Slashdot Mirror


Saving Digital History

Gavinsblog writes "The Washington Post is reporting that the Library of Congress in the U.S. plans to initiate the $100 million National Digital Information Infrastructure and Preservation Program (NDIIPP). It is hoped that the project will lead to the preservation of data that is constantly changing on the Internet. But I wonder who will choose what is worth saving?" This may remind you of the LOC's effort to preserve and digitize the audio collection in the National Recording Registry.

5 of 133 comments (clear)

  1. What about the DMCA? by kfg · · Score: 3, Interesting

    Good question. Why not sue them for infringement for reproducing your post and find out?

    KFG

  2. Re:New Media Doesn't Last by Xzzy · · Score: 4, Interesting

    > There are plenty of books that last hundreds of
    > years if kept in appropriate conditions.

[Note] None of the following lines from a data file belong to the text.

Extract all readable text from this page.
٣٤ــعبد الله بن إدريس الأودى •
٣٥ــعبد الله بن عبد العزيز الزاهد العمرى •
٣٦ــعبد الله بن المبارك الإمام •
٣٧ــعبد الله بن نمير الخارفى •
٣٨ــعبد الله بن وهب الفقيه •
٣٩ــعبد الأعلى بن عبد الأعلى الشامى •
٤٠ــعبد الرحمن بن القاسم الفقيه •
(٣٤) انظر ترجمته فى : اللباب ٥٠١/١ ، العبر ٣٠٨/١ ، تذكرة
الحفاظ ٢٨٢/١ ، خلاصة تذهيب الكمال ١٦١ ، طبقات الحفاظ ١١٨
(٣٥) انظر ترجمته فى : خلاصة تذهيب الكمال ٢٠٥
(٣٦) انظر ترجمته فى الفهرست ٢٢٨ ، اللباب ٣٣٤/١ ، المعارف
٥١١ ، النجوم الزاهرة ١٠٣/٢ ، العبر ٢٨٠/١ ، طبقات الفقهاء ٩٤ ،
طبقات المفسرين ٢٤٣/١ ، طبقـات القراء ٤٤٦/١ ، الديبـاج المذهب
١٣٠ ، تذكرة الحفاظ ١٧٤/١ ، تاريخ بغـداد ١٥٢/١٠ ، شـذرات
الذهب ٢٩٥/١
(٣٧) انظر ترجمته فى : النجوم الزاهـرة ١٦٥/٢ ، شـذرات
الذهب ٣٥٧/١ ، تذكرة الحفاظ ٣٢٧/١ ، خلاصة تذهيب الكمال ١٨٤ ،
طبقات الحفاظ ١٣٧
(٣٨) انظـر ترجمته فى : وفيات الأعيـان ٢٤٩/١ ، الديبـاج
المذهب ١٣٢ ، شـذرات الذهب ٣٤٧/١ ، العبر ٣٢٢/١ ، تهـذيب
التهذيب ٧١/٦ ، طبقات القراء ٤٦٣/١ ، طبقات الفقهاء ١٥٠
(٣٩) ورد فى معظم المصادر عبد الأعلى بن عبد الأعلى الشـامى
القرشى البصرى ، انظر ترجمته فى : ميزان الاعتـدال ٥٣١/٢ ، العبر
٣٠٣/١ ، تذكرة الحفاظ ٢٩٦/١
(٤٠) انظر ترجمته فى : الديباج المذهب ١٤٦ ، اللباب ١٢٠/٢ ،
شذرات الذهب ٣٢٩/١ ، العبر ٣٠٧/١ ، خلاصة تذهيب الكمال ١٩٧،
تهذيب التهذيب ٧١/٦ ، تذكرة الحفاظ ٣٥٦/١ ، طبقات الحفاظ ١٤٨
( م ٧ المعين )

    My suspicion is that punch cards will make a return at some point. ;) No, really. Not only does it resolve the longevity issue, but it could also solve the issue of obsolete reading hardware (seems to me it'd be easier for a distant generation to rig up a punch card reader than a cd-rom drive). Punch cards are in a rather obvious format as well, if worst came to worst and humanity nuked itself back to the stone age.. in ten thousand years a disc that looks like a mirror is probably harder to translate than a piece of paper with regularily spaced holes.

    I think the only difference will end up being the material used; how many centuries could a stainless steel plate with pin sized holes last in a library's basement?

  3. From the viewpoint of meme theory... by asparagus · · Score: 3, Interesting

    The important information will save itself without outside help.

    For example if talkorigins.org was wiped out of existance tomorrow, the theories it has created will live on in the minds of those who have read them. These essays can be easily recreated by re-reading the various creationist works. On the other hand, if the various creationist works were destroyed, they would probabally not be recreated because they have already been refuted.

    The history of information is the history of massive portions of it being eliminated, but then either re-printed, re-discovered, or re-invented centuries later.

    The Catholic church 'knew' the earth was the center of the universe.

    Along came Copernicus with his helio-centric theory, and the popes tried to lock him in his house for his entire life.

    Now, if the modern versions of these men were to make the same claim, they would be soundly laughed at.

    So, while this is a noble effort, it is merely a collection of data. Time itself the bayesian filter that will determine which parts of the internet are important.

    -Brett

  4. Preservation vs DRM by dpilot · · Score: 4, Interesting

    Since the public domain died back in the 1920's, and since this is about digital content, it stands to reason that pretty much all of the content that LOC is talking of preserving will be covered by some sort of copyright, and an increasing portion will be protected by some sort of DRM. What will the LOC stand be on this?

    Since the LOC seems to hold some of the strings over implementation of the DMCA, they can obviously craft a loophole for themselves. But it will be interesting to see what that loophole is, and how it will work. Will they simply leave the stuff under DRM, and have their own copy of keys, or will they manage to have an unprotected copy?

    Enquiring minds want to know.

    --
    The living have better things to do than to continue hating the dead.
  5. Archive.org, and its limitations by Animats · · Score: 3, Interesting
    There is, of course, archive.org. That's a surprisingly small operation for what it does. A few volunteers work on the server farm (less than a thousand commodity PCs), and there's a little office at the Presidio of San Francisco. The web crawl is done at Alexa, and the Archive is filled from Alexa's backup tapes, which is why it runs so far behind.

    There's a live backup of the Internet Archive at the Library of Alexandria in Egypt. Thus, no single government can censor the archive. More duplicates may be established in other countries.

    Perhaps unfortunately, it's easy to remove material from the archive. Just put a "robots.txt" file on your site, and not only will it not be captured again, the archive will immediately refuse to display copies of the blocked site. This seems to be enough to keep the militant copyright holders happy.

    Most text is saved, but not all pictures, and very little video. This is good enough for most historical purposes.